Hopkins will use its share to add wings to two buildings and to increase salaries of researchers involved in an ambitious effort to track cancer rates around the state and identify environmental factors.
Hopkins officials are pleased with the state assistance, particularly lawmakers' 10-year commitment to the effort -- which is much longer than typical federal research grants.
"This type of long-term commitment is really how we're going to find the answers for dealing with cancer prevention problems that are decades out," said Dr. John D. Groopman, chairman of the Hopkins Department of Environmental Health Sciences.
The University of Maryland will use its tobacco proceeds on clinical care, outreach, prevention and other efforts. University of Maryland officials plan to build a "tele-medicine" network to provide cancer screening for Marylanders far from Baltimore.
But some legislators worry that the anti-cancer spending may be too diffuse to achieve major accomplishments.
"I'm not sure there are enough resources ... on the cancer side," said Sen.
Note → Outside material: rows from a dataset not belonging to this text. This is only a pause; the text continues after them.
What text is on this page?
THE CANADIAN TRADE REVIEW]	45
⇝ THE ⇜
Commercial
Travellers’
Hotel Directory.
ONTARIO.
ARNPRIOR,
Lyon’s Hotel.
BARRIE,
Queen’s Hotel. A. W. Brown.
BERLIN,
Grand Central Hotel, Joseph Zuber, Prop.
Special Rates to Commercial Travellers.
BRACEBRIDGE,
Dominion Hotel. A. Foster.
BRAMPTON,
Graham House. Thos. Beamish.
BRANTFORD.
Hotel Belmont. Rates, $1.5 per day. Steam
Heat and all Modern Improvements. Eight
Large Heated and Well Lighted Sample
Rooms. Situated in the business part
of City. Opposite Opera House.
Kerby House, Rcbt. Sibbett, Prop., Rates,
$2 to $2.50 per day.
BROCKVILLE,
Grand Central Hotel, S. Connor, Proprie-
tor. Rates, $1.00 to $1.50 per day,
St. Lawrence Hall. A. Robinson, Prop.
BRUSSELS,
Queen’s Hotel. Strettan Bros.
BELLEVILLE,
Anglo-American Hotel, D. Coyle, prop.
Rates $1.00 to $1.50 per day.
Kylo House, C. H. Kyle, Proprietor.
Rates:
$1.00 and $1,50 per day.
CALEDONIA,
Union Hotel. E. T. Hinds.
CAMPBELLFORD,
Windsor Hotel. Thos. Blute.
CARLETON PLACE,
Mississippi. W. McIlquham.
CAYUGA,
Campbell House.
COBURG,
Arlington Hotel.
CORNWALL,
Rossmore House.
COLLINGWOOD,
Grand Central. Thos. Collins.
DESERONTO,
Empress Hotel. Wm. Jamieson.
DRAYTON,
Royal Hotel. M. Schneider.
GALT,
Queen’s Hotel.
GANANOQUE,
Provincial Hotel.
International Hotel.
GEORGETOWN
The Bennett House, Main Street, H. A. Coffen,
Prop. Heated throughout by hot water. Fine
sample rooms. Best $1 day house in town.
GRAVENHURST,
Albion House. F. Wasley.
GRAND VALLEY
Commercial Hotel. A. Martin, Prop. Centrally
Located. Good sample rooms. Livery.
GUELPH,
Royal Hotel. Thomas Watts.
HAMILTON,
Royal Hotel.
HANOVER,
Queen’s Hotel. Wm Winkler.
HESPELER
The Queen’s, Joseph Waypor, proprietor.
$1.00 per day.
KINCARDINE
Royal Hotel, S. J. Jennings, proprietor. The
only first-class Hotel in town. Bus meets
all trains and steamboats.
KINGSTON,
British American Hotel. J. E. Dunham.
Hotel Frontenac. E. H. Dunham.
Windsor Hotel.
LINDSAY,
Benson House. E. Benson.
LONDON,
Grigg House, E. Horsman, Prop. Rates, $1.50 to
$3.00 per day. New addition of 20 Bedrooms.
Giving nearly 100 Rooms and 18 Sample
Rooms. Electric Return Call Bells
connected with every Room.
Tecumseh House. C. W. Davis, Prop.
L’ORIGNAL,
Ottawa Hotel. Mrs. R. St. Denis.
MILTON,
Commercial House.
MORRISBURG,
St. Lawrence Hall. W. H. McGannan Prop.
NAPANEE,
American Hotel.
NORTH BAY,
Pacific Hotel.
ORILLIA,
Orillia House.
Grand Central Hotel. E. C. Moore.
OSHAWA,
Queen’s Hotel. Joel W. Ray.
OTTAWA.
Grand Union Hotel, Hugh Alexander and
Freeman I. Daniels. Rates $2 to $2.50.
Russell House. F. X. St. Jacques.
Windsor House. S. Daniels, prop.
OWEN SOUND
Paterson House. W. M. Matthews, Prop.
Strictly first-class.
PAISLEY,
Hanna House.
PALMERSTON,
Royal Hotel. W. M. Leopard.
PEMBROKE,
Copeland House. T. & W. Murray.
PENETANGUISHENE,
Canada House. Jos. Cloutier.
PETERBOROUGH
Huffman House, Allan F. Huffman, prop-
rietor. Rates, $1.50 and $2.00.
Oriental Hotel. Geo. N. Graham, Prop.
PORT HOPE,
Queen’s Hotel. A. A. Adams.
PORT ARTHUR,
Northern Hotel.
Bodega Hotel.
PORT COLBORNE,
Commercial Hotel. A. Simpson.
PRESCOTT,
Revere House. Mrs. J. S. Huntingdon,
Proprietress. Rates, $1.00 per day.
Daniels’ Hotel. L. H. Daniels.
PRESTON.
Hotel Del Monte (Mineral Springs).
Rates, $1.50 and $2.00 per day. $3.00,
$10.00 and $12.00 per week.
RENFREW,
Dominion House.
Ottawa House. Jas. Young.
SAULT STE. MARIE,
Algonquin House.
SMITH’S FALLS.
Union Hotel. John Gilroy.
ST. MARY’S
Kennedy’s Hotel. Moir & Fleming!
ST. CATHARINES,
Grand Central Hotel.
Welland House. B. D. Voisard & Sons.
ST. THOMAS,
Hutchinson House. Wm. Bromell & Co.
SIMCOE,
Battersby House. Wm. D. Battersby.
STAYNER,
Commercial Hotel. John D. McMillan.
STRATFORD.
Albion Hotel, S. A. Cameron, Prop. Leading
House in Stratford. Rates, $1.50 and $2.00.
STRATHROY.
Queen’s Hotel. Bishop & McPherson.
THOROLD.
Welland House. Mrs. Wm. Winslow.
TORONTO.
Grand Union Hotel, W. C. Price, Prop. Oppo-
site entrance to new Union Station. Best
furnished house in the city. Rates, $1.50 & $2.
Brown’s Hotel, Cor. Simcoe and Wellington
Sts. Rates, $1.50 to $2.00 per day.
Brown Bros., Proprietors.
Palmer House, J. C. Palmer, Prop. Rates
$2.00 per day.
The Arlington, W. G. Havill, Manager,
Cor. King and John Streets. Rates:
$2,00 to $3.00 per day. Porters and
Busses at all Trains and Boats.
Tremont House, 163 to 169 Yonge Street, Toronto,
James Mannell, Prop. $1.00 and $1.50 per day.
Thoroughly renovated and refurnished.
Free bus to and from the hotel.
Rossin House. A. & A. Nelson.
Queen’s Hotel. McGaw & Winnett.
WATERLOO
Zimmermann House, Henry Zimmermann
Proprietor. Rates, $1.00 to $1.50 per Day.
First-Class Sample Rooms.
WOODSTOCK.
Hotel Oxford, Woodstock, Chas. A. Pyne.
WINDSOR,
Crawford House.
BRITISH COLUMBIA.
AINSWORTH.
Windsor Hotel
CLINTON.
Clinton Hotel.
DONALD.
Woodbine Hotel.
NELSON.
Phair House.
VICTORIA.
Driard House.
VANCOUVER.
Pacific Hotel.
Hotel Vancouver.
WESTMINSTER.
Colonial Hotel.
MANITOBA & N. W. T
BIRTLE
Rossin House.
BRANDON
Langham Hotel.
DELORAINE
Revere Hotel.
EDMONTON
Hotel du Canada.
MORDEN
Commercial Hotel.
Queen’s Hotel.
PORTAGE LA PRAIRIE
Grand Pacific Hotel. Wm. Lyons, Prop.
Christopher Van Hollen Jr., a Montgomery Democrat who helped craft the legislation prescribing how the tobacco money will be spent.
Benjamin has no illusions that the money will allow the state to "conquer" cancer, as Glendening once suggested. "If anyone thinks we're going to wipe out all the cancer in the state of Maryland, that's not going to happen," he said. "But this is a very good start."
At Glendening's urging, the tobacco funds also will pay for a major state effort to curb smoking and to stop teens from taking up the habit. The governor has pledged $30 million a year for 10 years for the program.
Some $10 million of that will go to an aggressive "counter-marketing" effort, using commercials aimed at particular groups. The state now spends only $600,000 a year on anti-smoking advertising, and legislators said the new commitment will provide a meaningful test of the effectiveness of such campaigns.
"There are enough resources to make it work -- if it can work," said Van Hollen. "If publicly funded programs can work, this will be the model."
A third major area of spending is not addressed in the tobacco bill. In the state budget for next year, lawmakers earmarked tobacco money for a string of education programs -- including $35 million for teacher pay raises, $6 million for textbooks for private schools and $4 million to wire public schools for the Internet.